The bill adds a new wrinkle to the debate around children’s online safety in Washington, where lawmakers have separately introduced bills to ban children under 13 from accessing social media altogether and to require those up to 18 to get parental consent to go on the platforms.
The campaign has gained steam amid building bipartisan concern over the potential negative mental health impact social media platforms can have on younger users.
Digital rights groups have spoken out against those efforts, warning that cutting children off from social media would do more harm than good by limiting their ability to interact online and access positive resources and activities, particularly for marginalized groups.

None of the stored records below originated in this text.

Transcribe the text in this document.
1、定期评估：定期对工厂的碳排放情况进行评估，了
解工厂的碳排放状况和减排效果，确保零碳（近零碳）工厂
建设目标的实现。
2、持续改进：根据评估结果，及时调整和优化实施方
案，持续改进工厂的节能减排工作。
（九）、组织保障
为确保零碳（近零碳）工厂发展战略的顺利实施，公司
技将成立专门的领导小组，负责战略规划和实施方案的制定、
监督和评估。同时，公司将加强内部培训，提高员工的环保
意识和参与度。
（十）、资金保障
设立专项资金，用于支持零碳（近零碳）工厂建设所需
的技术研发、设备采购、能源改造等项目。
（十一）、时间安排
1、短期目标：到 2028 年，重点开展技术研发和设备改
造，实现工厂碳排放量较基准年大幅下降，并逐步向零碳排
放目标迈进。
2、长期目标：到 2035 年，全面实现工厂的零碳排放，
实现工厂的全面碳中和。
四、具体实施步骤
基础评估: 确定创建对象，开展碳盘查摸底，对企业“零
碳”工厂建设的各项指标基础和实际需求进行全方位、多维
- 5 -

Republicans are unveiling the bill a day before the FCC is scheduled to take up a regulatory proposal that would expand E-Rate eligibility to apply to WiFi on school buses.
Last month, Cruz, the top Republican on the Senate Commerce Committee, and House Energy and Commerce Committee Chair Cathy McMorris Rodgers (R-Wash.) urged the FCC’s newest commissioner to oppose the plan, writing in a letter that it “would not only violate federal law but also duplicate programs across the federal government.”
The two Republicans, whose committees hold jurisdiction over the E-Rate initiative, said the program effectively subsidies unsupervised use of apps such as TikTok and Instagram by children.
FCC Chairwoman Jessica Rosenworcel in May called extending the program’s eligibility “a practical step we can take that is consistent with the history of the E-rate program.”
“This commonsense change could help kids who have no broadband at home,” she said.
The FCC’s Thursday meeting will mark the first time it has convened publicly since Democrat Anna Gomez was sworn in as a commissioner last month, restoring the five-member agency to full capacity and giving it a Democratic majority for the first time under President Biden.
The shift is poised to unlock the agency’s Democratic agenda, including efforts to broaden internet affordability programs and to restore broadband regulations such as the Obama-era net neutrality protections.